Under the concept of Auctions-as-a-Service, Member States can use the EU Innovation Fund auction system to distribute national funding to renewable hydrogen projects. Projects are ranked through the EU auction, and if EU funds are not enough, they may receive national funding instead. This approach aligns national and EU support schemes, makes subsidies easier to compare, and reduces administrative burden for both countries and developers.
The scheme follows a previous German scheme approved by the Commission in April 2024, to support investments in the production of renewable hydrogen through Auctions-as-a-Service under the European Hydrogen Bank's pilot auction, Austrian and Lithuanian schemes approved by the Commission on 10 March 2025, and two Spanish schemes approved by the Commission on 15 April 2025 and 12 March 2026.
The Commission's 2022 CEEAG provide guidance on how the Commission assesses the compatibility of environmental protection, including climate protection, and energy aid measures which are subject to the notification requirement under Article 107(3)(c) TFEU.

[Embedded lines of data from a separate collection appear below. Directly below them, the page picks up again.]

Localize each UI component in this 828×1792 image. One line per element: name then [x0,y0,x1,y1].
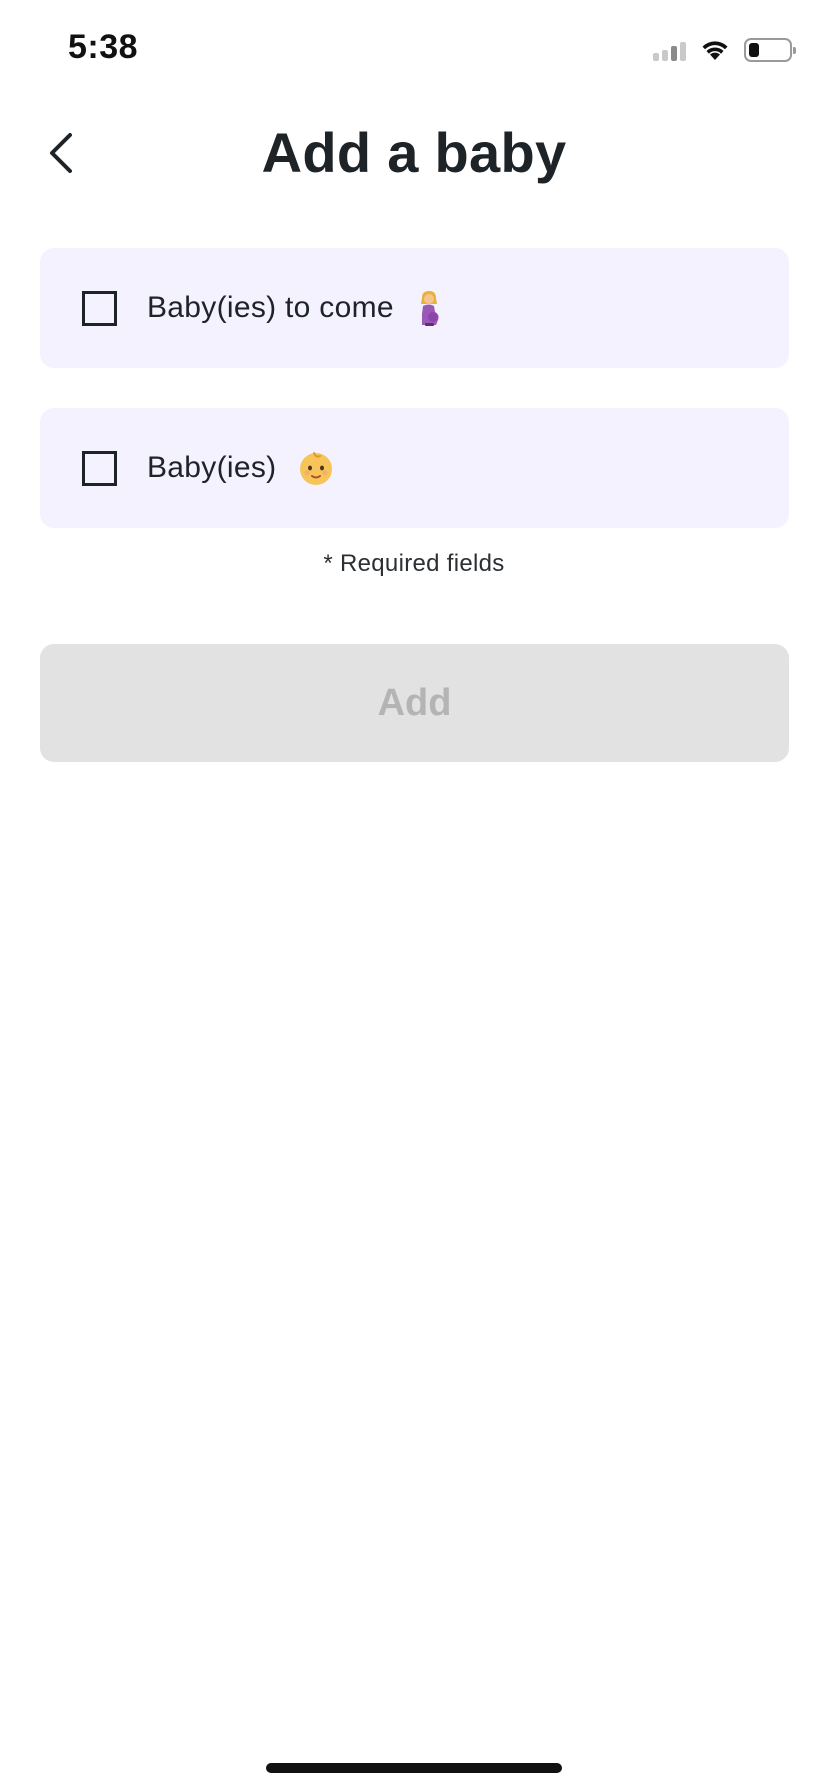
home-indicator [266,1763,562,1773]
babies-to-come-checkbox[interactable] [82,290,117,326]
status-bar: 5:38 [0,0,828,100]
add-button[interactable]: Add [40,644,789,762]
option-babies[interactable]: Baby(ies) [40,408,789,528]
required-fields-note: * Required fields [323,550,505,577]
add-baby-screen: 5:38 Add a baby Baby(ies) to come Baby(i… [0,0,828,1792]
header: Add a baby [0,110,828,200]
wifi-icon [700,38,730,62]
option-babies-to-come[interactable]: Baby(ies) to come [40,248,789,368]
babies-label: Baby(ies) [147,451,277,484]
cellular-signal-icon [653,39,686,61]
baby-emoji-icon [298,450,334,486]
babies-checkbox[interactable] [82,450,117,486]
status-time: 5:38 [68,28,139,66]
babies-to-come-label: Baby(ies) to come [147,291,394,324]
battery-icon [744,38,796,62]
page-title: Add a baby [261,121,567,184]
status-icons [653,36,796,64]
pregnant-woman-emoji-icon [416,290,442,326]
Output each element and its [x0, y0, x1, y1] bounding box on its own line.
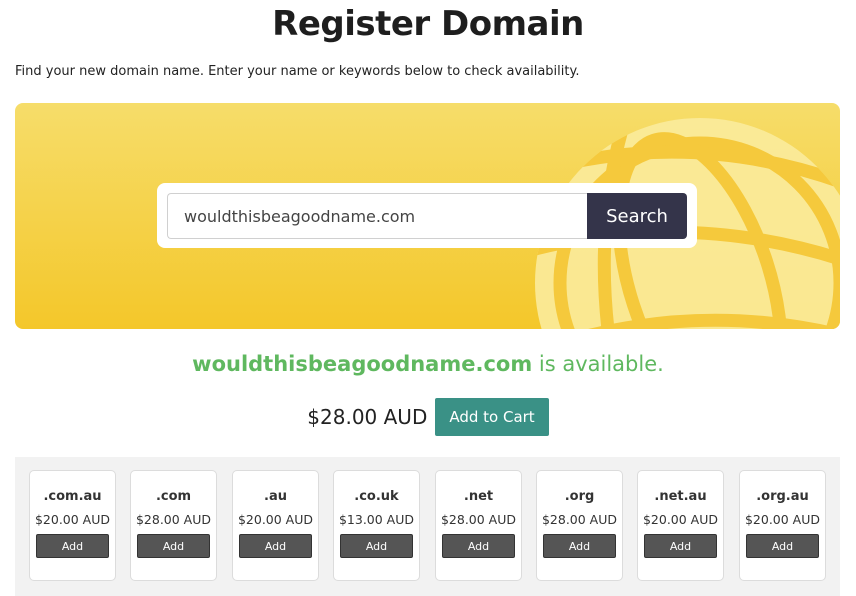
tld-add-button[interactable]: Add — [644, 534, 717, 558]
tld-price: $28.00 AUD — [541, 512, 618, 527]
tld-add-button[interactable]: Add — [340, 534, 413, 558]
availability-status: is available. — [532, 352, 664, 376]
tld-name: .au — [264, 489, 287, 504]
tld-price: $20.00 AUD — [237, 512, 314, 527]
tld-price: $20.00 AUD — [34, 512, 111, 527]
price-row: $28.00 AUD Add to Cart — [0, 397, 856, 437]
tld-add-button[interactable]: Add — [442, 534, 515, 558]
tld-name: .net.au — [654, 489, 707, 504]
tld-card: .com $28.00 AUD Add — [130, 470, 217, 581]
tld-add-button[interactable]: Add — [137, 534, 210, 558]
page-title: Register Domain — [272, 4, 584, 44]
search-box: Search — [157, 183, 697, 248]
tld-name: .net — [463, 489, 494, 504]
tld-card: .com.au $20.00 AUD Add — [29, 470, 116, 581]
tld-name: .org.au — [756, 489, 809, 504]
tld-price: $28.00 AUD — [135, 512, 212, 527]
tld-add-button[interactable]: Add — [36, 534, 109, 558]
search-button[interactable]: Search — [587, 193, 687, 239]
tld-card: .au $20.00 AUD Add — [232, 470, 319, 581]
tld-name: .co.uk — [354, 489, 399, 504]
tld-add-button[interactable]: Add — [746, 534, 819, 558]
tld-price: $20.00 AUD — [744, 512, 821, 527]
tld-name: .com.au — [43, 489, 102, 504]
tld-price: $20.00 AUD — [642, 512, 719, 527]
tld-name: .org — [564, 489, 595, 504]
tld-card: .net $28.00 AUD Add — [435, 470, 522, 581]
availability-message: wouldthisbeagoodname.com is available. — [0, 352, 856, 376]
tld-card: .net.au $20.00 AUD Add — [637, 470, 724, 581]
domain-search-input[interactable] — [167, 193, 587, 239]
tld-card: .co.uk $13.00 AUD Add — [333, 470, 420, 581]
tld-price: $13.00 AUD — [338, 512, 415, 527]
tld-price: $28.00 AUD — [440, 512, 517, 527]
tld-card: .org.au $20.00 AUD Add — [739, 470, 826, 581]
available-domain-name: wouldthisbeagoodname.com — [192, 352, 533, 376]
tld-add-button[interactable]: Add — [239, 534, 312, 558]
intro-text: Find your new domain name. Enter your na… — [15, 64, 580, 79]
tld-add-button[interactable]: Add — [543, 534, 616, 558]
domain-price: $28.00 AUD — [307, 405, 428, 429]
tld-name: .com — [155, 489, 192, 504]
tld-card: .org $28.00 AUD Add — [536, 470, 623, 581]
tld-suggestions-panel: .com.au $20.00 AUD Add .com $28.00 AUD A… — [15, 457, 840, 596]
add-to-cart-button[interactable]: Add to Cart — [435, 398, 549, 436]
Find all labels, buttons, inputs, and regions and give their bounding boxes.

The Renewable Energy Directive of 2018 sets out stringent criteria for RFNBOs, such as renewable hydrogen, to ensure that their environmental impact is minimal and that they contribute to the deployment of renewable energy. Amongst others, emission savings of the end product must be at least 70% across the entire value chain. Amendments to the Renewable Energy Directive in 2023 increased the EU target for the share of renewable energy in the EU's gross energy consumption to a minimum of 42.5% by 2030, with the aim of reaching 45%; and introduced a target that 42% of the hydrogen used in industry should be renewable by 2030, increasing to 60% by 2035.
For more information
The non-confidential version of the decision will be made available under the case number SA.120601 in the State aid register on the Commission's competition website once any confidentiality issues have been resolved. New publications of State aid decisions on the internet and in the Official Journal are listed in the Competition Weekly e-News.